Let’s say you have a physical condition that is bugging you: a pain in the neck, figuratively and literally. If you ignore or refuse to recognize the pain, you will encounter suffering. Tara Brach says that pain x resistance = suffering. In other words, pain may be unavoidable, but resistance is entirely optional. In this case resistance can be defined as non-acceptance. For example, if you’ve got that pain in the neck, refusing to admit to yourself that your body hurts, may lead to not taking care of yourself properly, not providing your body with the rest it needs, not looking into getting help from professionals, etc. Now, what does acceptance mean? Does it mean you are accepting your condition from now to eternity? Does it mean anything about the future? No! Absolutely not. All it means is that you are accepting it as it is right now. Perhaps in five minutes it will be different. Perhaps tomorrow you will not have any pain. But right now, it’s here, so why deny it? Oftentimes, the issue is that we believe (and regarding the future, we always believe rather than know ; a belief is a strongly rooted thought, based on past experience, which in many cases gets projected onto a current or future situation) that by admitting something right here right now, we open the door for it to stay this way in the future. Our mind projects the present onto the future and says: “Hey, this is not a good idea… you will be weak, unwanted, imperfect… etc., etc.” (all depending on your core beliefs). But those are all projections. By accepting reality, fully embracing it, right here right now, you are simply stating what is, so you can make room for what needs to arise and happen next.

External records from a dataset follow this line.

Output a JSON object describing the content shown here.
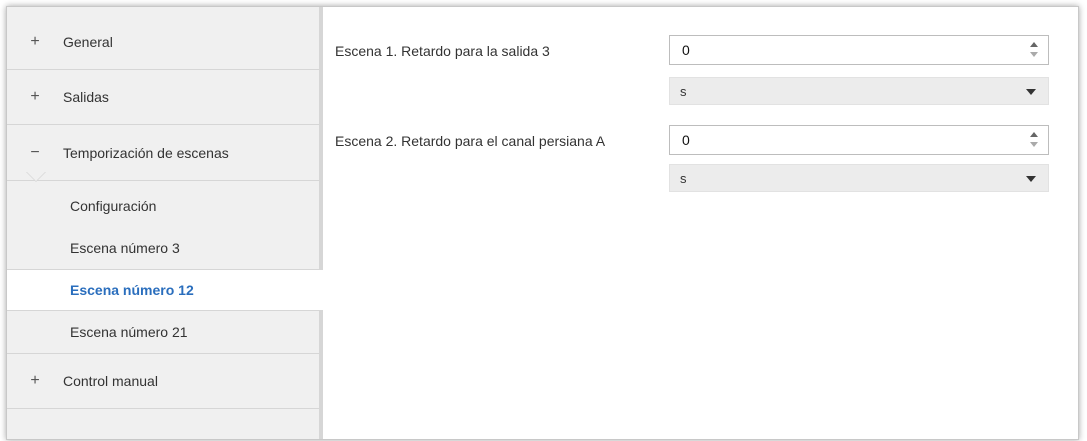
{
  "sidebar": {
    "items": [
      {
        "symbol": "+",
        "label": "General"
      },
      {
        "symbol": "+",
        "label": "Salidas"
      },
      {
        "symbol": "−",
        "label": "Temporización de escenas"
      }
    ],
    "subitems": [
      {
        "label": "Configuración"
      },
      {
        "label": "Escena número 3"
      },
      {
        "label": "Escena número 12"
      },
      {
        "label": "Escena número 21"
      }
    ],
    "active_subitem": "Escena número 12",
    "footer_item": {
      "symbol": "+",
      "label": "Control manual"
    }
  },
  "params": [
    {
      "label": "Escena 1. Retardo para la salida 3",
      "value": "0",
      "unit": "s"
    },
    {
      "label": "Escena 2. Retardo para el canal persiana A",
      "value": "0",
      "unit": "s"
    }
  ],
  "colors": {
    "active_text": "#2a6ebd",
    "sidebar_bg": "#f0f0f0",
    "select_bg": "#ececec"
  }
}
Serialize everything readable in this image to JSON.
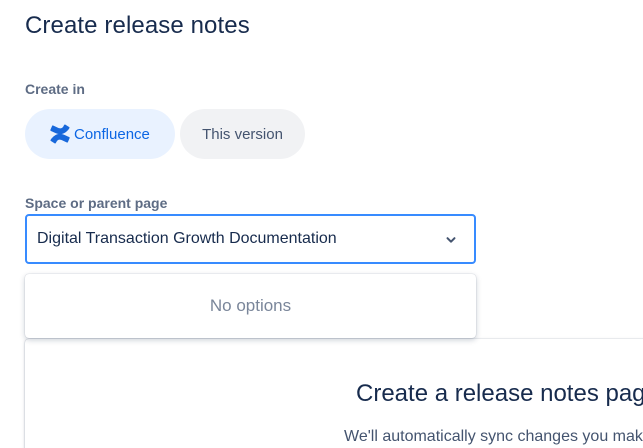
{
  "header": {
    "title": "Create release notes"
  },
  "create_in": {
    "label": "Create in",
    "options": [
      {
        "label": "Confluence",
        "selected": true,
        "icon": "confluence-logo-icon"
      },
      {
        "label": "This version",
        "selected": false
      }
    ]
  },
  "space": {
    "label": "Space or parent page",
    "value": "Digital Transaction Growth Documentation",
    "dropdown_empty": "No options"
  },
  "card": {
    "title": "Create a release notes page",
    "subtitle": "We'll automatically sync changes you make"
  },
  "colors": {
    "accent": "#0c66e4",
    "focus_border": "#388bff",
    "selected_pill_bg": "#e9f2ff",
    "pill_bg": "#f1f2f4"
  }
}
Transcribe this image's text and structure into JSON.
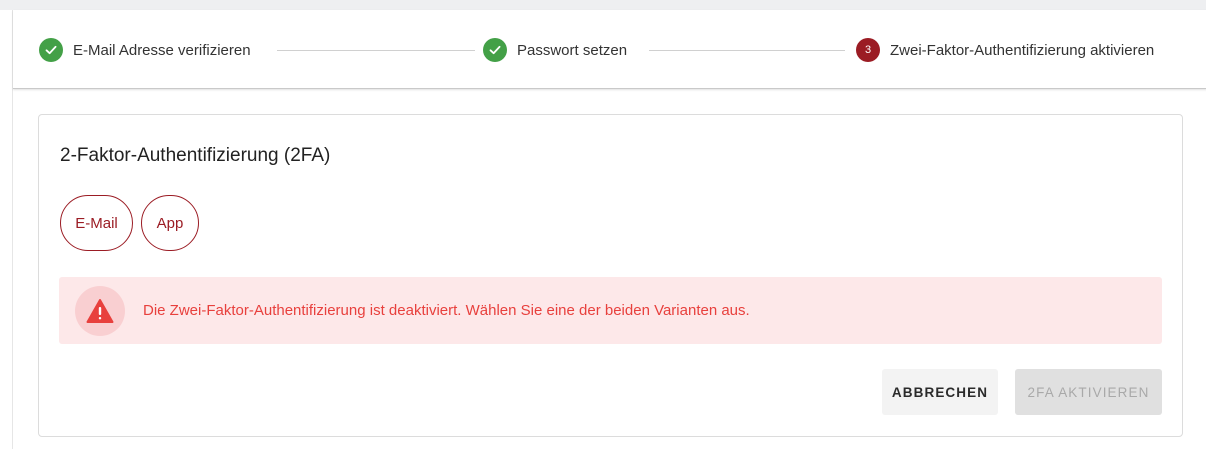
{
  "stepper": {
    "steps": [
      {
        "label": "E-Mail Adresse verifizieren",
        "state": "done"
      },
      {
        "label": "Passwort setzen",
        "state": "done"
      },
      {
        "label": "Zwei-Faktor-Authentifizierung aktivieren",
        "state": "active",
        "number": "3"
      }
    ]
  },
  "card": {
    "title": "2-Faktor-Authentifizierung (2FA)",
    "options": [
      {
        "label": "E-Mail"
      },
      {
        "label": "App"
      }
    ],
    "alert": {
      "icon": "warning-triangle-icon",
      "text": "Die Zwei-Faktor-Authentifizierung ist deaktiviert. Wählen Sie eine der beiden Varianten aus."
    },
    "actions": {
      "cancel_label": "ABBRECHEN",
      "activate_label": "2FA AKTIVIEREN",
      "activate_enabled": false
    }
  },
  "colors": {
    "accent": "#9b1c24",
    "success": "#43a047",
    "alert_bg": "#fde8e9",
    "alert_text": "#e8403d"
  }
}
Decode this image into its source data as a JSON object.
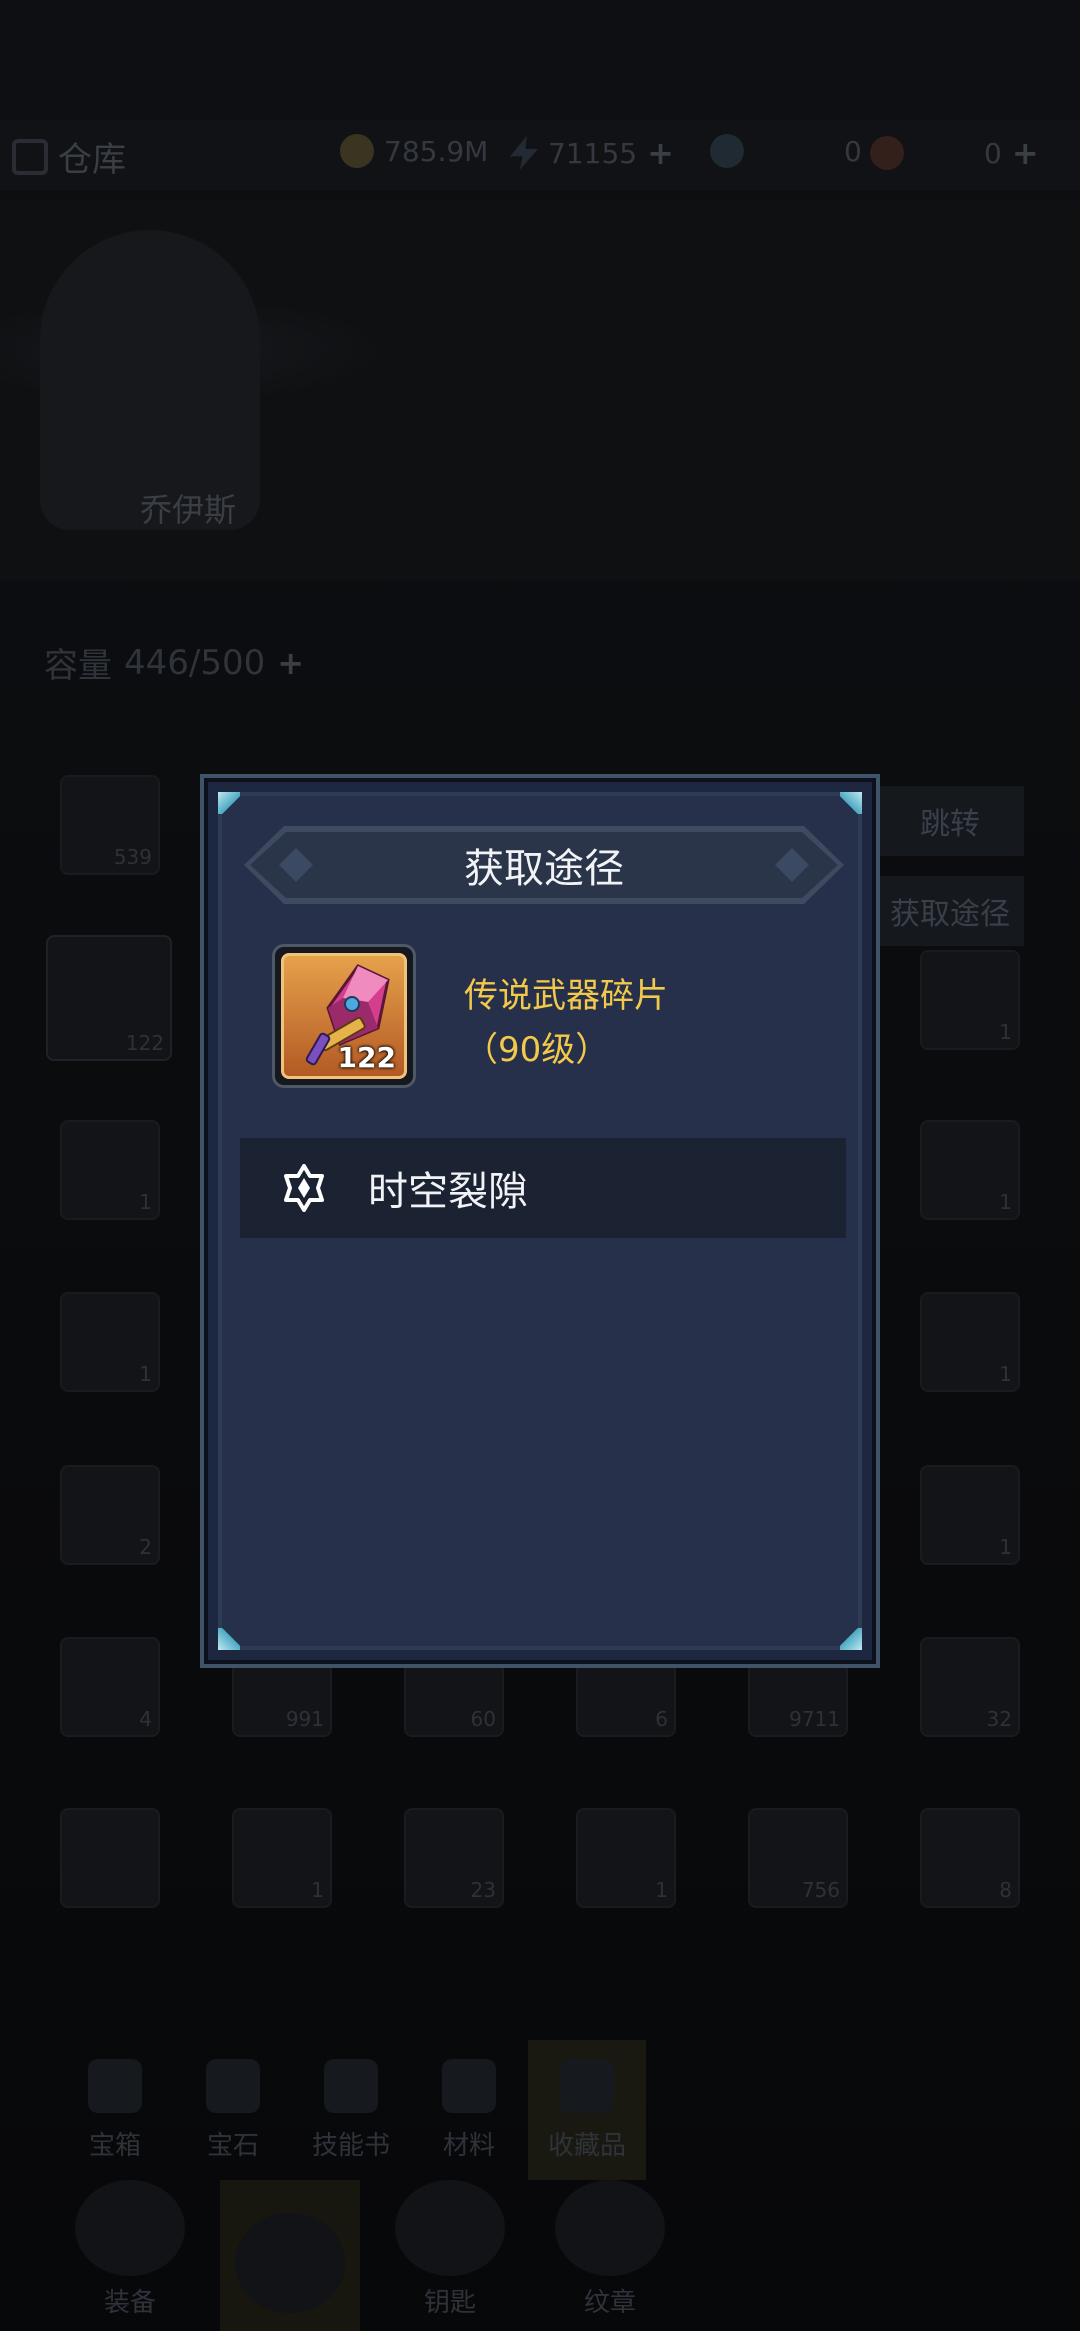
{
  "background": {
    "title": "仓库",
    "resources": [
      {
        "icon": "gold-coin-icon",
        "value": "785.9M"
      },
      {
        "icon": "energy-icon",
        "value": "71155"
      },
      {
        "icon": "gem-icon",
        "value": "0"
      },
      {
        "icon": "token-icon",
        "value": "0"
      }
    ],
    "hero_name": "乔伊斯",
    "capacity_label": "容量",
    "capacity_value": "446/500",
    "jump_label": "跳转",
    "source_btn_label": "获取途径",
    "slot_counts": [
      "539",
      "122",
      "1",
      "1",
      "1",
      "1",
      "1",
      "1",
      "2",
      "1",
      "4",
      "991",
      "60",
      "6",
      "9711",
      "32",
      "1",
      "23",
      "1",
      "756",
      "8"
    ],
    "nav_tabs": [
      "宝箱",
      "宝石",
      "技能书",
      "材料",
      "收藏品"
    ],
    "bottom_tabs": [
      "装备",
      "",
      "钥匙",
      "纹章"
    ]
  },
  "modal": {
    "title": "获取途径",
    "item": {
      "icon": "legendary-weapon-shard-icon",
      "count": "122",
      "name": "传说武器碎片",
      "level": "（90级）"
    },
    "sources": [
      {
        "icon": "spacetime-rift-icon",
        "label": "时空裂隙"
      }
    ]
  },
  "colors": {
    "modal_bg": "#26304a",
    "item_text": "#f2c94a",
    "title_text": "#f1f3f6",
    "frame_accent": "#4aa7c2"
  }
}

Now, if we can do this again, and again, and again, consistently, over time, we will effectively live (for the most part) in a state of acceptance, contentment, because at a risk of sounding trite, nothing is ever not the way it is, nothing is never as it shouldn’t be. It’s always, truly always, exactly as it should be, no matter what it is - Trump, Netanyahu, Johnson, and any other pain in the neck included. As Byron Katie likes to point out: “When I argue with reality, I lose, but only 100% of the time.” It doesn’t mean you can’t immediately mobilize yourself to relentlessly work hard to change this reality, but do it when you have acceptance of reality in your pocket. It will be your greatest ally.